Treasury accused of £3bn business rates ‘tax grab’ over appeal estimates hike

Ben Riley-Smith
A cardboard replica of the new Two pound sterling coin is carried to the Treasury Dept - AP Photo/Lynne Sladky

The Treasury has been accused of a £3bn stealth “tax grab” in the new business rates revaluation by substantially increasing estimates for successful appeals. 

During each revaluation the Government predicts how many firms will appeal their new business rates, to ensure the Treasury is not left out of pocket.  

In recent years officials predicted around 4 per cent of the total amount collected which would eventually be paid back after successful appeals. 

However this year the estimate has increased to 6 per cent - far higher than recent years - with little explanation for the change. 

The number is significant because the Government bills businesses preemptively for the amount they expect to pay back overall. 

If they over-estimate the amount of businesses who will win appeals to reduce their bills then the money is kept by the Government. 

Experts last night said the increase was unjustified and suggested it is actually becoming harder for firms to appeal their rates. 

They claim the change will net the Treasury an estimated £600m more every year, totaling £3bn over the next five years.

Jerry Schurder, head of business rates at Gerald Eve, said: “Business rates are an extremely complex and opaque tax and there is inadequate transparency for ratepayers.

“The substantial tax burden is particularly damaging to business’ trust in the Government, and firms will want assurances that the calculations are fair and there is no tax grab.

“Business rates are onerous enough without the Government hoovering up an extra £600 million a year through hidden calculations and small print that firms would never even notice.

“Regretfully, the Government appears willing to exploit the nation’s ratepayers in this way.”

Business rates – a tax that companies pay based on the rentable value of their properties – changed for the first time in seven years this month. 

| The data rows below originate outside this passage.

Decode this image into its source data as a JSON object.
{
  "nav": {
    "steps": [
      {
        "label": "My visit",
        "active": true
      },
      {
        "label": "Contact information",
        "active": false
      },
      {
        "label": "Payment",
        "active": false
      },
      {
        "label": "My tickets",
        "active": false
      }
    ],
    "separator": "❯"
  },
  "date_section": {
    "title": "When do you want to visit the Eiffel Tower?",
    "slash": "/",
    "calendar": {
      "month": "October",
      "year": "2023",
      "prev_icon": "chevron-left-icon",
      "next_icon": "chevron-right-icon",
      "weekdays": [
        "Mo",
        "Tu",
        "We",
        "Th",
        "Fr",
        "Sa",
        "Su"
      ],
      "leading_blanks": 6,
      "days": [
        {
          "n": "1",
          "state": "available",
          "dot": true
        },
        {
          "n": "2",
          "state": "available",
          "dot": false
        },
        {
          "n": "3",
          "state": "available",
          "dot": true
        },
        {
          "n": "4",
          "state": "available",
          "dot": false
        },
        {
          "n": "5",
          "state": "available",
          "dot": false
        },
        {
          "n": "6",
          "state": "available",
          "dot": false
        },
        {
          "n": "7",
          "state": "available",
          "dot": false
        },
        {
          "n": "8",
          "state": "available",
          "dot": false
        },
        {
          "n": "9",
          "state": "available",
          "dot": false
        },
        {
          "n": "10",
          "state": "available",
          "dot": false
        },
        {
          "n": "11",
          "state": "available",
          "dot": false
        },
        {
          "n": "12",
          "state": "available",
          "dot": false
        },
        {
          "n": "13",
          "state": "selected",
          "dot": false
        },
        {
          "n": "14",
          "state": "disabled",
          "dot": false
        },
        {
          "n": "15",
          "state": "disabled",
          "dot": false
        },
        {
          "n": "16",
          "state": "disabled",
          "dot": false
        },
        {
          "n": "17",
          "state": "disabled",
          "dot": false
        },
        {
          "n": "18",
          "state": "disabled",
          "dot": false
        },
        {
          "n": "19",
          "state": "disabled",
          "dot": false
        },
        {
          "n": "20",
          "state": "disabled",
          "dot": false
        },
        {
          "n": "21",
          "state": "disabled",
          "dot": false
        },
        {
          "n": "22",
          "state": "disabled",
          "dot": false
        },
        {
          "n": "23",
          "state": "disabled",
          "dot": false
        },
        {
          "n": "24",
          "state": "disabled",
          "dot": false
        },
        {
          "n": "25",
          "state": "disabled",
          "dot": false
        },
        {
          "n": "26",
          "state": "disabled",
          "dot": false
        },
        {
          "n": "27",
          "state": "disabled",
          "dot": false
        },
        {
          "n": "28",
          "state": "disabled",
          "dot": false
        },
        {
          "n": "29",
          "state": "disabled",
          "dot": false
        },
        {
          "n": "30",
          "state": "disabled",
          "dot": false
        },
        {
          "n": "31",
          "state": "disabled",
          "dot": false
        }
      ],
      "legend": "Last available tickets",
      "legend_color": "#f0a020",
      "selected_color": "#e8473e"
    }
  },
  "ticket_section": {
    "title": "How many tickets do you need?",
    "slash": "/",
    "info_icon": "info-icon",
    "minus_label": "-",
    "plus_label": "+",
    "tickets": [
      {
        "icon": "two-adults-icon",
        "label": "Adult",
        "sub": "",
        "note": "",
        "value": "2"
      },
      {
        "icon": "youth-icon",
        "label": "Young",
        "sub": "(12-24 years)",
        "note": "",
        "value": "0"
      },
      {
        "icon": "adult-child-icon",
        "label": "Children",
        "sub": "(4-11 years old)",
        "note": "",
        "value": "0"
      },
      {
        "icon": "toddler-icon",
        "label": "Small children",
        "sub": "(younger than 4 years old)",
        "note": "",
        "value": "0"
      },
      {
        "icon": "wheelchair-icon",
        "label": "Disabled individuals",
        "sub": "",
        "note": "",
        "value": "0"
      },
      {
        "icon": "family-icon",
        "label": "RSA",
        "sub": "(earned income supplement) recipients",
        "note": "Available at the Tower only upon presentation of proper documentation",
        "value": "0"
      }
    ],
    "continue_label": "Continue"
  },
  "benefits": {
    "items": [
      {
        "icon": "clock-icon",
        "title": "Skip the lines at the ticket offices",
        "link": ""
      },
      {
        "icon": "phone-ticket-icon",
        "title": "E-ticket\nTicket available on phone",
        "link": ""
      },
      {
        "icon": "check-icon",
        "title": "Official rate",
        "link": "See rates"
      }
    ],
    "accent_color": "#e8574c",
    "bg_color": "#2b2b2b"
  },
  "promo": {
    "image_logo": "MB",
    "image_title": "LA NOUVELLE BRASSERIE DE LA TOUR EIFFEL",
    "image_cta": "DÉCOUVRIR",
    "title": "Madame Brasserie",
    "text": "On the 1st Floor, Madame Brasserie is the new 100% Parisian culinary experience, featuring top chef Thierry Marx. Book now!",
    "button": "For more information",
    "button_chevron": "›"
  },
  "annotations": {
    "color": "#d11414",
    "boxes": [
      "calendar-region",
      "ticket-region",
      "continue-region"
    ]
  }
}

Some 510,000 businesses saw an increase in their rates, 420,000 are paying the same and 920,000 had a decrease according to Government estimates. 

Government sets a formula for how rates are calculated, which is then applied to businesses based on the value their property could be rented for. Businesseshave the ability to challenge the rate they are given. 

Estimates for what proportion of business rates revenue will be handed back through appeals has jumped from 4.1 per cent to 6 per cent, analysis by Gerald Eve found. 

When approached for a comment, a Government spokesman did not challenge the figures on estimated appeals but criticised the way it was framed. 

A Government spokesman said: “This is yet another misleading claim from Gerald Eve. The business rates revaluation is revenue neutral and helps make sure bills are fair and accurate.

“We’re required by law to set aside funding for businesses who successfully challenge their bills, which ensures that councils do not face a funding shortfall.”

It comes amid frustration that a £300 million relief package to help those worst affected by business rates rises of up to 50 per cent has yet to be implemented. 

The announcement was made in the Budget after a backlash from Tory backbenchers and small businesses about how they would cope with the changes. 

A consultation on the scheme was only completed this week and critics claim it could be months before the fund is up and running. 

It is also unclear who will benefit because councils have the power to decide for themselves how to distribute the funds.

Government sources defended the plans by saying they were only announced weeks ago and that the fund will be up and running “as soon as possible”.